1. The facts are not in dispute. Plaintiff's mortgage, Exhibit A, is dated 18th May 1911. The 3rd defendant's mortgage, to which priority has been given by the Subordinate Judge, was in the year 1907. Plaintiff paid off an earlier mortgage, Exhibit G of 1908. Exhibit G refers to three earlier mortgages, Exhibits C, D and E, as having been discharged by the money received under Exhibit G. There is no dispute that these three mortgages were earlier in date than the 3rd defendant's mortgage. The question under these circumstances is whether the plaintiff is entitled to stand in the shoes of the mortgagees under Exhibits G, C, D and E or is he to be postponed to the 3rd defendant's mortgage. The lower Appellate Court held that, as the plaintiff did not directly pay off Exhibit G, but as the money was paid by the mortgagor to the mortgagee under Exhibit G, there was no question of subrogation. He is clearly wrong in this view. It is not the hand that pays the money that has to be taken into account but it is the intention of the parties, whether by paying the money the earlier mortgage was intended to be kept alive. That has been distinctly ruled by the Judicial Committee in Dlnobundhu Shaw Chowdhry v. Jagmaya Dasi 29 C.P 154 : 12 M.L.J. 73 : 4 Bom. L.R. 238 : 29 I.A 9 : 6 C.W.N. 209 . In this Court in Swaminatha Pillai v. Krishna Iyer 28 Ind. Cas. 966 : 28 M.L.J. 484 the learned Judges have held that even if there is a partial discharge of the earlier mortgage, to that extent the principle of subrogation would apply. As to how far this decision is consistent with Hanumanthniyan v. Meenatchi Naidu 12 Ind. Cas. 412 : 22 L.J. 12 : 10 M.L.T. 380 : (1918) M.W.N. 158 it is not necessary in this case to consider, because in the present case the entire mortgage, Exhibit G, was paid off by theexecution of Exhibit A.

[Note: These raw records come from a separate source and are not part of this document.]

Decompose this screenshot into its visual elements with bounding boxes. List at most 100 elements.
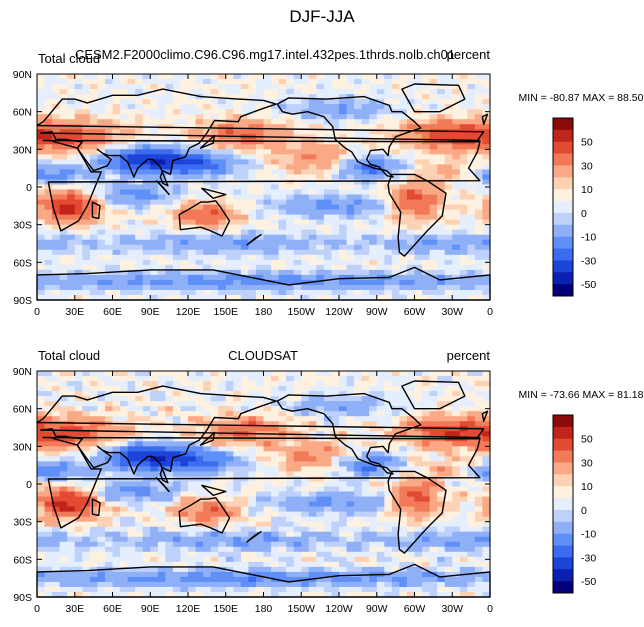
heatmap-cell — [444, 431, 453, 437]
heatmap-cell — [459, 486, 468, 493]
heatmap-cell — [429, 199, 438, 206]
heatmap-cell — [218, 174, 227, 181]
heatmap-cell — [203, 421, 212, 427]
heatmap-cell — [37, 164, 46, 171]
heatmap-cell — [74, 451, 83, 457]
heatmap-cell — [429, 466, 438, 473]
heatmap-cell — [195, 441, 204, 447]
heatmap-cell — [180, 269, 189, 276]
heatmap-cell — [286, 496, 295, 503]
heatmap-cell — [135, 451, 144, 457]
heatmap-cell — [444, 421, 453, 427]
heatmap-cell — [255, 274, 265, 281]
heatmap-cell — [474, 536, 484, 543]
heatmap-cell — [361, 486, 370, 493]
heatmap-cell — [414, 376, 423, 382]
heatmap-cell — [354, 294, 363, 301]
heatmap-cell — [165, 541, 174, 548]
heatmap-cell — [165, 386, 174, 392]
heatmap-cell — [104, 541, 114, 548]
heatmap-cell — [248, 501, 257, 508]
heatmap-cell — [308, 416, 317, 422]
heatmap-cell — [195, 386, 204, 392]
heatmap-cell — [82, 431, 91, 437]
heatmap-cell — [339, 264, 348, 271]
heatmap-cell — [391, 194, 400, 201]
heatmap-cell — [67, 134, 76, 140]
heatmap-cell — [255, 119, 265, 125]
heatmap-cell — [384, 461, 393, 468]
heatmap-cell — [157, 284, 166, 291]
heatmap-cell — [165, 169, 174, 176]
y-tick-label: 90S — [13, 295, 32, 307]
heatmap-cell — [323, 406, 333, 412]
heatmap-cell — [59, 411, 68, 417]
heatmap-cell — [180, 249, 189, 256]
heatmap-cell — [331, 104, 340, 110]
heatmap-cell — [104, 496, 114, 503]
heatmap-cell — [346, 79, 355, 85]
heatmap-cell — [278, 164, 287, 171]
heatmap-cell — [89, 451, 98, 457]
heatmap-cell — [286, 234, 295, 241]
heatmap-cell — [429, 274, 438, 281]
heatmap-cell — [271, 501, 280, 508]
heatmap-cell — [308, 406, 317, 412]
heatmap-cell — [331, 451, 340, 457]
heatmap-cell — [331, 234, 340, 241]
heatmap-cell — [233, 521, 242, 528]
heatmap-cell — [444, 189, 453, 196]
heatmap-cell — [354, 541, 363, 548]
heatmap-cell — [203, 229, 212, 236]
heatmap-cell — [437, 79, 446, 85]
panel-units: percent — [447, 348, 491, 363]
heatmap-cell — [452, 109, 461, 115]
heatmap-cell — [120, 466, 129, 473]
heatmap-cell — [225, 214, 234, 221]
heatmap-cell — [172, 219, 182, 226]
heatmap-cell — [323, 254, 333, 261]
heatmap-cell — [142, 551, 151, 558]
heatmap-cell — [44, 174, 53, 181]
heatmap-cell — [331, 149, 340, 155]
heatmap-cell — [271, 546, 280, 553]
heatmap-cell — [233, 279, 242, 286]
heatmap-cell — [218, 249, 227, 256]
heatmap-cell — [188, 89, 197, 95]
heatmap-cell — [429, 506, 438, 513]
heatmap-cell — [414, 124, 423, 130]
heatmap-cell — [474, 541, 484, 548]
heatmap-cell — [210, 119, 219, 125]
heatmap-cell — [316, 506, 325, 513]
heatmap-cell — [218, 401, 227, 407]
heatmap-cell — [376, 159, 385, 165]
heatmap-cell — [180, 284, 189, 291]
heatmap-cell — [203, 371, 212, 377]
heatmap-cell — [278, 84, 287, 90]
heatmap-cell — [422, 264, 431, 271]
heatmap-cell — [301, 189, 310, 196]
x-tick-label: 0 — [34, 306, 40, 318]
heatmap-cell — [180, 274, 189, 281]
heatmap-cell — [316, 371, 325, 377]
heatmap-cell — [286, 169, 295, 176]
heatmap-cell — [37, 516, 46, 523]
heatmap-cell — [308, 411, 317, 417]
heatmap-cell — [459, 506, 468, 513]
heatmap-cell — [346, 129, 355, 135]
heatmap-cell — [104, 109, 114, 115]
heatmap-cell — [444, 149, 453, 155]
heatmap-cell — [339, 446, 348, 452]
heatmap-cell — [127, 229, 136, 236]
heatmap-cell — [112, 446, 121, 452]
heatmap-cell — [467, 391, 476, 397]
heatmap-cell — [37, 466, 46, 473]
heatmap-cell — [354, 189, 363, 196]
heatmap-cell — [255, 99, 265, 105]
heatmap-cell — [180, 406, 189, 412]
heatmap-cell — [263, 289, 272, 296]
heatmap-cell — [89, 541, 98, 548]
heatmap-cell — [459, 249, 468, 256]
heatmap-cell — [195, 119, 204, 125]
heatmap-cell — [271, 289, 280, 296]
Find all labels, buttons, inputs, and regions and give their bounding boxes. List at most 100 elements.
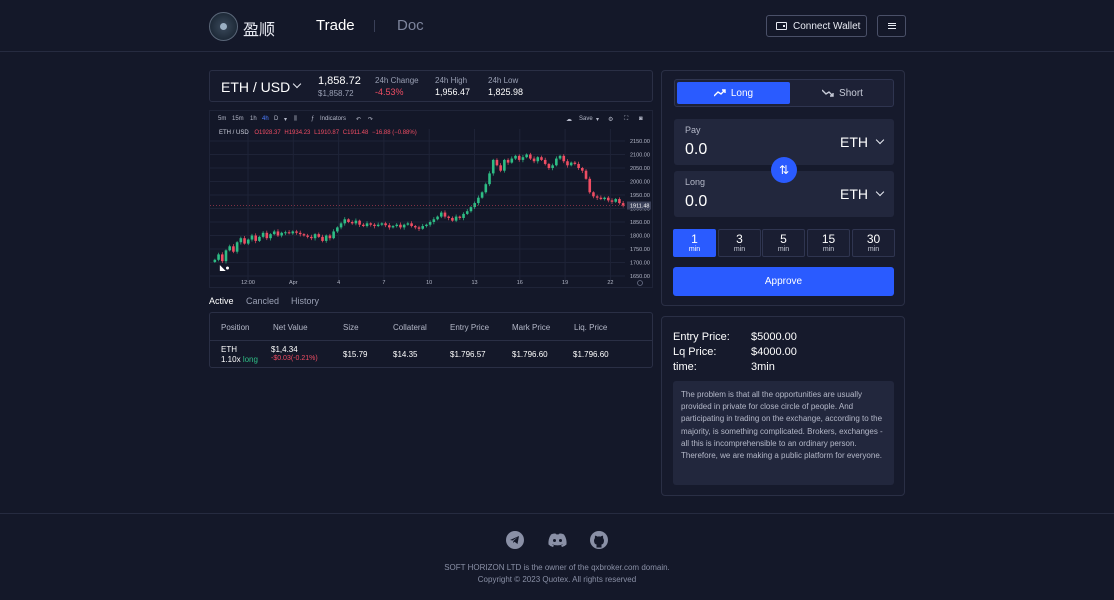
long-token-selector[interactable]: ETH bbox=[840, 186, 868, 202]
candle-body bbox=[298, 232, 302, 235]
wallet-icon bbox=[776, 22, 787, 30]
tab-history[interactable]: History bbox=[291, 296, 320, 306]
pay-token-selector[interactable]: ETH bbox=[840, 134, 868, 150]
telegram-icon[interactable] bbox=[506, 531, 524, 549]
candle-body bbox=[584, 170, 588, 179]
interval-5m[interactable]: 5m bbox=[218, 116, 227, 122]
x-tick-label: 10 bbox=[426, 280, 432, 286]
candle-body bbox=[469, 207, 473, 212]
low-value: 1,825.98 bbox=[488, 87, 524, 97]
interval-1h[interactable]: 1h bbox=[250, 116, 257, 122]
duration-unit: min bbox=[688, 246, 701, 253]
candle-body bbox=[328, 235, 332, 239]
candle-body bbox=[354, 220, 358, 224]
header-net-value: Net Value bbox=[273, 323, 308, 332]
save-dropdown-icon[interactable]: ▾ bbox=[596, 117, 600, 123]
short-button[interactable]: Short bbox=[792, 82, 893, 104]
x-tick-label: Apr bbox=[289, 280, 298, 286]
pair-selector[interactable]: ETH / USD bbox=[221, 79, 291, 95]
time-value: 3min bbox=[751, 361, 775, 373]
interval-4h[interactable]: 4h bbox=[262, 116, 269, 122]
menu-button[interactable] bbox=[877, 15, 906, 37]
ohlc-legend: ETH / USD O1928.37 H1934.23 L1910.87 C19… bbox=[219, 130, 417, 136]
x-tick-label: 12:00 bbox=[241, 280, 255, 286]
candle-body bbox=[488, 173, 491, 185]
candle-body bbox=[224, 250, 228, 262]
duration-30-min[interactable]: 30 min bbox=[852, 229, 895, 257]
candle-body bbox=[462, 213, 465, 218]
github-icon[interactable] bbox=[590, 531, 608, 549]
price-chart[interactable]: 2150.002100.002050.002000.001950.001900.… bbox=[209, 110, 653, 288]
redo-icon[interactable]: ↷ bbox=[368, 117, 374, 123]
tab-active[interactable]: Active bbox=[209, 296, 234, 306]
approve-button[interactable]: Approve bbox=[673, 267, 894, 296]
candle-body bbox=[421, 226, 425, 229]
long-button[interactable]: Long bbox=[677, 82, 790, 104]
chevron-down-icon[interactable] bbox=[292, 79, 302, 89]
candle-body bbox=[417, 227, 421, 229]
chevron-down-icon[interactable] bbox=[875, 187, 885, 197]
header: 盈顺 Trade Doc Connect Wallet bbox=[0, 0, 1114, 52]
ohlc-high: H1934.23 bbox=[284, 130, 311, 136]
header-mark-price: Mark Price bbox=[512, 323, 551, 332]
side-toggle: Long Short bbox=[674, 79, 894, 107]
high-value: 1,956.47 bbox=[435, 87, 471, 97]
candle-body bbox=[380, 223, 384, 225]
duration-5-min[interactable]: 5 min bbox=[762, 229, 805, 257]
candle-body bbox=[506, 159, 510, 163]
y-tick-label: 1850.00 bbox=[630, 220, 650, 226]
candle-body bbox=[324, 235, 328, 241]
candle-body bbox=[399, 224, 402, 228]
save-button[interactable]: Save bbox=[579, 116, 593, 122]
chevron-down-icon[interactable] bbox=[875, 135, 885, 145]
interval-dropdown-icon[interactable]: ▾ bbox=[284, 117, 288, 123]
candle-body bbox=[261, 232, 265, 237]
candle-body bbox=[388, 225, 391, 228]
chart-type-icon[interactable]: ⫼ bbox=[294, 116, 297, 122]
high-label: 24h High bbox=[435, 76, 468, 85]
candle-body bbox=[610, 200, 614, 202]
candle-body bbox=[439, 212, 443, 217]
nav-doc[interactable]: Doc bbox=[397, 17, 424, 34]
candle-body bbox=[384, 223, 387, 226]
candle-body bbox=[295, 231, 298, 233]
candle-body bbox=[447, 216, 450, 218]
interval-d[interactable]: D bbox=[274, 116, 279, 122]
discord-icon[interactable] bbox=[548, 531, 567, 549]
candle-body bbox=[358, 220, 361, 225]
candle-body bbox=[514, 155, 517, 159]
candle-body bbox=[376, 224, 380, 227]
info-panel: Entry Price: $5000.00 Lq Price: $4000.00… bbox=[661, 316, 905, 496]
undo-icon[interactable]: ↶ bbox=[356, 117, 362, 123]
duration-15-min[interactable]: 15 min bbox=[807, 229, 850, 257]
duration-3-min[interactable]: 3 min bbox=[718, 229, 761, 257]
logo[interactable] bbox=[209, 12, 238, 41]
candle-body bbox=[621, 203, 625, 206]
duration-1-min[interactable]: 1 min bbox=[673, 229, 716, 257]
fullscreen-icon[interactable]: ⛶ bbox=[624, 116, 629, 122]
pay-input[interactable]: 0.0 bbox=[685, 141, 708, 158]
hamburger-icon bbox=[887, 23, 896, 29]
candle-body bbox=[339, 223, 343, 228]
header-size: Size bbox=[343, 323, 359, 332]
nav-trade[interactable]: Trade bbox=[316, 17, 355, 34]
swap-button[interactable]: ⇅ bbox=[771, 157, 797, 183]
indicators-icon[interactable]: ƒ bbox=[311, 116, 315, 122]
interval-15m[interactable]: 15m bbox=[232, 116, 244, 122]
indicators-button[interactable]: Indicators bbox=[320, 116, 347, 122]
camera-icon[interactable]: ◙ bbox=[639, 116, 643, 122]
pay-field[interactable]: Pay 0.0 ETH bbox=[674, 119, 894, 165]
tab-canceled[interactable]: Cancled bbox=[246, 296, 280, 306]
candle-body bbox=[243, 238, 246, 244]
candlestick-chart[interactable]: 2150.002100.002050.002000.001950.001900.… bbox=[210, 111, 654, 289]
candle-body bbox=[265, 232, 269, 239]
long-input[interactable]: 0.0 bbox=[685, 193, 708, 210]
candle-body bbox=[562, 155, 566, 162]
y-tick-label: 2100.00 bbox=[630, 153, 650, 159]
connect-wallet-button[interactable]: Connect Wallet bbox=[766, 15, 867, 37]
candle-body bbox=[547, 163, 551, 168]
candle-body bbox=[558, 155, 562, 159]
candle-body bbox=[284, 232, 287, 234]
candle-body bbox=[217, 254, 220, 260]
settings-icon[interactable]: ⚙ bbox=[608, 117, 614, 123]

2. For the respondent it was contended that the mere payment of money would not by itself give rise to the principle of subrogation. This argument would be correct if the payment were voluntary, but if there is a contract between the mortgagor and the mortgagee that the mortgagee should pay off the earlier mortgage and if in pursuance of that contract money is paid, the case will come under the principle mentioned in Swaminatha Pillai v. Krishna Iyer 28 Ind. Cas. 966 : 28 M.L.J. 484 Dinobhundhu Shaw Chowdhry v. Jagmaya Dasi 29 C.P 154 : 12 M.L.J. 73 : 4 Bom. L.R. 238 : 29 I.A 9 : 6 C.W.N. 209; Narayana Kutti Goundan v. Pechiammal 15 Ind. Cas. 206 : 22 M.L.J. 364 : 11 M.L.T. 174 : (1912) M.W.N. 353 and Yellapaddi Mahalakshamarnmal v. Sriman Madhva Siddhantha Oonahini Nidhi 11 Ind. Cas. 865 : 10 M.L.T. 169 : 21 M.L.J. 811 : (1912) M.W.N. 24 relied on for the respondent only decided that a volunteer paying money will not be entitled to the privilege of subrogation, That is not the case which we have to consider on the present occasion. So far, therefore, as Exhibit G is concerned, the plaintiff is entitled to stand in the shoes of the mortgagee. Moreover, in this case we have the fact that Exhibit G was delivered to the plaintiff and there is an endorsement on the back of Exhibit G stating that the plaintiff paid the money. All these clearly indicate that the plaintiff intended to keep the earlier mortgage alive for his benefit.
3. The further question is whether plaintiff is entitled to be subrogated to the position of the mortgagees who were paid off by the execution of Exhibit G. As we have already stated, Exhibits C, D and E were mortgages which were satisfied by means of money borrowed under Exhibit G. There is direct authority in Seetharama v. Venkatakrishna 16 M.K 94 wherein it was held that a mortgagee who pays off an earlier mortgage is net only entitled to the rights of that mortgagee but also to the rights of the mortgagees who were paid off by that mortgage amount. Further, we have in this case the fact deposed to that the mortgagee under Exhibit G got the title-deeds Exhibits G, D and E and saw that the money which he advanced was utilised for the purpose of paying those three mortgages. These are clear indications that the mortgagee under Exhibit G intended to keep alive the earlier mortgages Exhibits C, D and E for his benefit.
4. We have come to the conclusion that the plaintiff is entitled to priority over the 3rd defendant's mortgage. As it is found that only Rs. 180 was applied towards the payment of the earlier mortgages, priority will be restricted to that amount with interest thereon. The decree will be modified as above indicated. The appellant is entitled to his costs as against 3rd defendant-respondent.